Genres: Fantasy, Mythology, Middle Grade
Release Date: January 27st, 2015
Source: eARC from Edelweiss
Check out on GOODREADS
On the day of his birth, Prince Alexos is revealed to be the long-awaited champion of Athene. He grows up lonely, conscious of all that is expected of him. But Alexos discovers that being a champion isn’t about fame and glory–it’s about sacrifice and courage.
Alexos follows the course of his destiny through war and loss and a deadly confrontation with his enemy to its end: shipwreck on a magical, fog-shrouded island. There he meets the unforgettable Aria and faces the greatest challenge of his life.
Now that some of my rage has cooled off, I can say with certainty that this is by far one of the most disappointing books I’ve read this year. When I first saw it on Edelweiss, I was so excited! Greek Myth combined with Fantasy sounded like a dream and I was excited to dive in. I was let down on so many accounts, it’s not even funny. Although I imagine that if anyone had been watching me while I was reading the book, they might disagree.
For starters, this book has almost no elements of fantasy. It reads like historical fiction that’s set in a time when people still believed in the greek gods. That was slightly disappointing but I loved greek myth enough to let that one pass.
The POV this book was written in made it a lot harder for me to stick with the book. It’s written in 3rd person present tense which is just awkward. I kept on thinking it would change at some point but it didn’t and it just kept on throwing me off. At first, I felt like I wasn’t being open enough to the idea of another POV and that it would become easier to read once I got used to it but I never did. I continued to look for things about this book that would make it stick out or would be even a shadow of what had been promised by the blurb.
The main character Alexos was actually pretty decent. I liked how he seemed to continue to push through in spite of all the misfortunes that befell him and while he was brave, smart, kind and giving, he also knew when he had to be a leader. Of course, sometimes I wish he would be a little bit more child-like considering he was just 13. Except when he wasn’t. About half way through the book, there was a 7 year fast forward.
That really got me. What more was that the story wasn’t even being told from his POV anymore after that 7 year skip even though he was supposed to be the main character. A 20/21 year old main character for a middle grade book is a little awkward. What more was that this book some very predictable turns and there was a VERY AWKWARD romance thrown in that pissed me off so much. It’s not that the two characters weren’t compatible, it’s just that they don’t actually know each other. They meet and then BAM. Okay. I need to calm down a little because the romance still bothers me, as you can see quite clearly.

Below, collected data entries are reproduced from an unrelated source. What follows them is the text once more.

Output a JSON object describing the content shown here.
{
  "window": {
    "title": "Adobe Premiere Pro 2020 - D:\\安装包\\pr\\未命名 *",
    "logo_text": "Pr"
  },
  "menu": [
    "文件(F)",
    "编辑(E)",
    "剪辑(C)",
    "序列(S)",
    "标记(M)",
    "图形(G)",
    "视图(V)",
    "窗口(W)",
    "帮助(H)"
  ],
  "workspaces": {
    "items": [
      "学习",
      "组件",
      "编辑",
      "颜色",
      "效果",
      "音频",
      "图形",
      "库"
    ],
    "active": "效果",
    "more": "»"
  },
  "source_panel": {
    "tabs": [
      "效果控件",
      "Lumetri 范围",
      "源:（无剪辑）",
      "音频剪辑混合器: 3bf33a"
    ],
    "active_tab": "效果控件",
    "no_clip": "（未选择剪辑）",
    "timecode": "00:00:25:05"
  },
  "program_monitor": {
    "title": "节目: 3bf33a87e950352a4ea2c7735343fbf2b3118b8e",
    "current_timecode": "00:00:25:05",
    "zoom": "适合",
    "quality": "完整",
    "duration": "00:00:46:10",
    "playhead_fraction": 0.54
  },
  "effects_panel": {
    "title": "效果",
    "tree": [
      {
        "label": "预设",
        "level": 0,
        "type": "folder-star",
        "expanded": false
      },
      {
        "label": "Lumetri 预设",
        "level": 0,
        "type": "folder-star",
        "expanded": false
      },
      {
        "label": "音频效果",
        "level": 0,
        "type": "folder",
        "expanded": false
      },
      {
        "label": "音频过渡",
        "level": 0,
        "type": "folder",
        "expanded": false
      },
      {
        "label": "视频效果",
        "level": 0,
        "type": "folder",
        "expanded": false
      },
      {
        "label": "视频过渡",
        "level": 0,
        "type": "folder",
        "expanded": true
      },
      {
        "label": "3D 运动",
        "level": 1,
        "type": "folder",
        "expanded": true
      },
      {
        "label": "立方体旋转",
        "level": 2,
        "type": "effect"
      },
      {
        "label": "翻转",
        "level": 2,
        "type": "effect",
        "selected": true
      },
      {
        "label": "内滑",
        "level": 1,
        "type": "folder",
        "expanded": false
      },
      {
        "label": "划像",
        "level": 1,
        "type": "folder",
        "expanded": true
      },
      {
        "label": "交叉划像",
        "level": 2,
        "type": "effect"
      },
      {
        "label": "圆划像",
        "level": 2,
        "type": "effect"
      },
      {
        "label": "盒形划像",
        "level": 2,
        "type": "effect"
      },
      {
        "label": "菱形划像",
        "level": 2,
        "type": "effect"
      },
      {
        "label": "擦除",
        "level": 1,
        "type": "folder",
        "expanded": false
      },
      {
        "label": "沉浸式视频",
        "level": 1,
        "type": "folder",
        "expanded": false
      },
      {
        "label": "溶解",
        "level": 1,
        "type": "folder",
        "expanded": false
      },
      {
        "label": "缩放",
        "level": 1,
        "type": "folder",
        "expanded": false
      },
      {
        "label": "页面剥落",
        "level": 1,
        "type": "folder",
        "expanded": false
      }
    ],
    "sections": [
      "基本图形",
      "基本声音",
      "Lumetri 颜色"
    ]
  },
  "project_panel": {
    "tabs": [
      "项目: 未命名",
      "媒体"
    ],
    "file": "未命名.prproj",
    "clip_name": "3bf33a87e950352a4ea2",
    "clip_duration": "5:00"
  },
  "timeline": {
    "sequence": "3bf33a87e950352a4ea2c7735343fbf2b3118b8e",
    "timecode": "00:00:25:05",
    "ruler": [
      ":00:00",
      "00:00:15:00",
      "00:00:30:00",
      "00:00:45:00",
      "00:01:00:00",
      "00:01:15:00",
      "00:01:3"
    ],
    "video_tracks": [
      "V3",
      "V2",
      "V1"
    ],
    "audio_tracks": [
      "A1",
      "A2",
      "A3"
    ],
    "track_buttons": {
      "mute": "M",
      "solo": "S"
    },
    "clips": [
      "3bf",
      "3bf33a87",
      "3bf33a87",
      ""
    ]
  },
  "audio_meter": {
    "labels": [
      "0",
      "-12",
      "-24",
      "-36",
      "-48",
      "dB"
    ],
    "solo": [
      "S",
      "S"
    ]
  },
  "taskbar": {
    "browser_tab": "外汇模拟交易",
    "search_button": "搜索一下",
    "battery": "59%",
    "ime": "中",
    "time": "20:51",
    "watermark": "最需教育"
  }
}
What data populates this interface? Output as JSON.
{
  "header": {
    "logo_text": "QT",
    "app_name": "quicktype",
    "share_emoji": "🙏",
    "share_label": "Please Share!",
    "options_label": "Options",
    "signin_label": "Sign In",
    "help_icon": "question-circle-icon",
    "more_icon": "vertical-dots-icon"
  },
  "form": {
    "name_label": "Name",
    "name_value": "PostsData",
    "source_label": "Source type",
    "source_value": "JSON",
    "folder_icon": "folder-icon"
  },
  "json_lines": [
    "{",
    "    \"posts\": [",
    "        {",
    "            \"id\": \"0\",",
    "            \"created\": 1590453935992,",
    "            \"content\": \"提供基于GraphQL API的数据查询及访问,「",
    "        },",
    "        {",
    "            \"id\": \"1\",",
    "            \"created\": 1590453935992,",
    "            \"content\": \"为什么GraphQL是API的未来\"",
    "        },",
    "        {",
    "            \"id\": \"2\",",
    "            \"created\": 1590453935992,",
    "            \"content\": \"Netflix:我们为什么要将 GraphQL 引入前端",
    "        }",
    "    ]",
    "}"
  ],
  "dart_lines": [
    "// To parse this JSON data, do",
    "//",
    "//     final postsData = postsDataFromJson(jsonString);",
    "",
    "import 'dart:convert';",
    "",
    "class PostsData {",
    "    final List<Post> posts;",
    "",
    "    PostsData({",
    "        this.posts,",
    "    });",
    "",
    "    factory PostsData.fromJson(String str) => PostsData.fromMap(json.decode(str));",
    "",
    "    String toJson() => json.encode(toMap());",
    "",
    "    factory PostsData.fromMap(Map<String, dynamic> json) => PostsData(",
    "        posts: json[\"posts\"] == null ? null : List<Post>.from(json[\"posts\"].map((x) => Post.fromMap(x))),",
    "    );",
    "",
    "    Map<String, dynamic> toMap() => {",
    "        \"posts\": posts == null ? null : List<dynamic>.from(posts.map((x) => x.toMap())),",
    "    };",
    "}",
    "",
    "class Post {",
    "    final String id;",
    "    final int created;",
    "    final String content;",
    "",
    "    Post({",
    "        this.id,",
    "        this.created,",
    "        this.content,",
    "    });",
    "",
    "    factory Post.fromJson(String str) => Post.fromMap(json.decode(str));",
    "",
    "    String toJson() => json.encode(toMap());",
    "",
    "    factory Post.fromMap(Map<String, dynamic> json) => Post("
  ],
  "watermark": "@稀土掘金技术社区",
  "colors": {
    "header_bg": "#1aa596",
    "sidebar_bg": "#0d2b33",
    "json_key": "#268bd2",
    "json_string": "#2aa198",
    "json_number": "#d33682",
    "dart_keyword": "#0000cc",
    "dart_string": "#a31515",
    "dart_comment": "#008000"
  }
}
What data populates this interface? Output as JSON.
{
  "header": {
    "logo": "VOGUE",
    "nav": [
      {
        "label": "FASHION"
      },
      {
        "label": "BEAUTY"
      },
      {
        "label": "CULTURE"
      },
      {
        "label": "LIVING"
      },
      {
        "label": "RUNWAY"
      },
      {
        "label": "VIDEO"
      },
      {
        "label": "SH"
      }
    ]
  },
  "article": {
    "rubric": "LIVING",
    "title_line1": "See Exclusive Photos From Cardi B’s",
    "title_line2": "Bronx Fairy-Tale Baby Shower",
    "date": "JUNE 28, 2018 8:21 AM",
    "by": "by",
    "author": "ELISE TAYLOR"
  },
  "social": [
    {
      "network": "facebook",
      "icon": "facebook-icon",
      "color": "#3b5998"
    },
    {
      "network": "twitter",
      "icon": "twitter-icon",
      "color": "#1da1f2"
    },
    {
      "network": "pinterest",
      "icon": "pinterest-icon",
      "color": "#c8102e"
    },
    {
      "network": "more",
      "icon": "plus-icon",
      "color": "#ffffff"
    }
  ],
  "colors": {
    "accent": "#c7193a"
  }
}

This book was lacking in the world building department as well. We are provided with the bare minimum which is basically some details on the gods that have any influence on the outcome of the story. We are thrown into a world with no other details which is why I said it read more like a historical book than fantasy. As someone who LOVES world building, I was heartbroken! Here we have such great potential yet it’s wasted. It’s barely brushed. I can only imagine the rich world that could have otherwise been created had the potential been utilized.
However, the worst thing about this book was the way in which the conflict was resolved. That broke my heart into pieces. It’s the kind of resolution you expect from picture books, not a novel. Not a novel where there is so much build up and the character goes through so much as a result of his ‘destiny’. We have a build up for nothing because when it comes down to the actual resolution, nothing happens. It’s like when you light a firecracker that you expect to explode but all you get is a tiny crackle.
Throughout the first 60%, I kept making excuses for the book because I expected to get better, I wanted it to get better. I wanted it to blow my mind. I wanted it to be everything it had promised. The last 40% opened my eyes and by the last couple of pages I was craughing and really just wanted the book to end. So much disappointment is not good for the soul.
One might attribute the simplicity of the book to the fact that it’s middle grade. I am obviously not the intended audience but if I had read this book in middle school, I would have been heartbroken because it would have made me realize that not all books are great (I never really read a bad book as a kid… yes I am boasting. A little bit. COME ON. My bubble has already been burst.). Plus, as a kid (and almost adult))who loved adventures , it would have bothered me that something that promised to be a fabulous adventure wasn’t one.
My childish aspirations aside, it’s clear that I wasn’t the intended audience but I don’t know who this book is aimed towards. I suggest that if you’re thinking about reading this one yourself, you may want to skip it unless childish is exactly what you’re looking for after being fed up of everything else.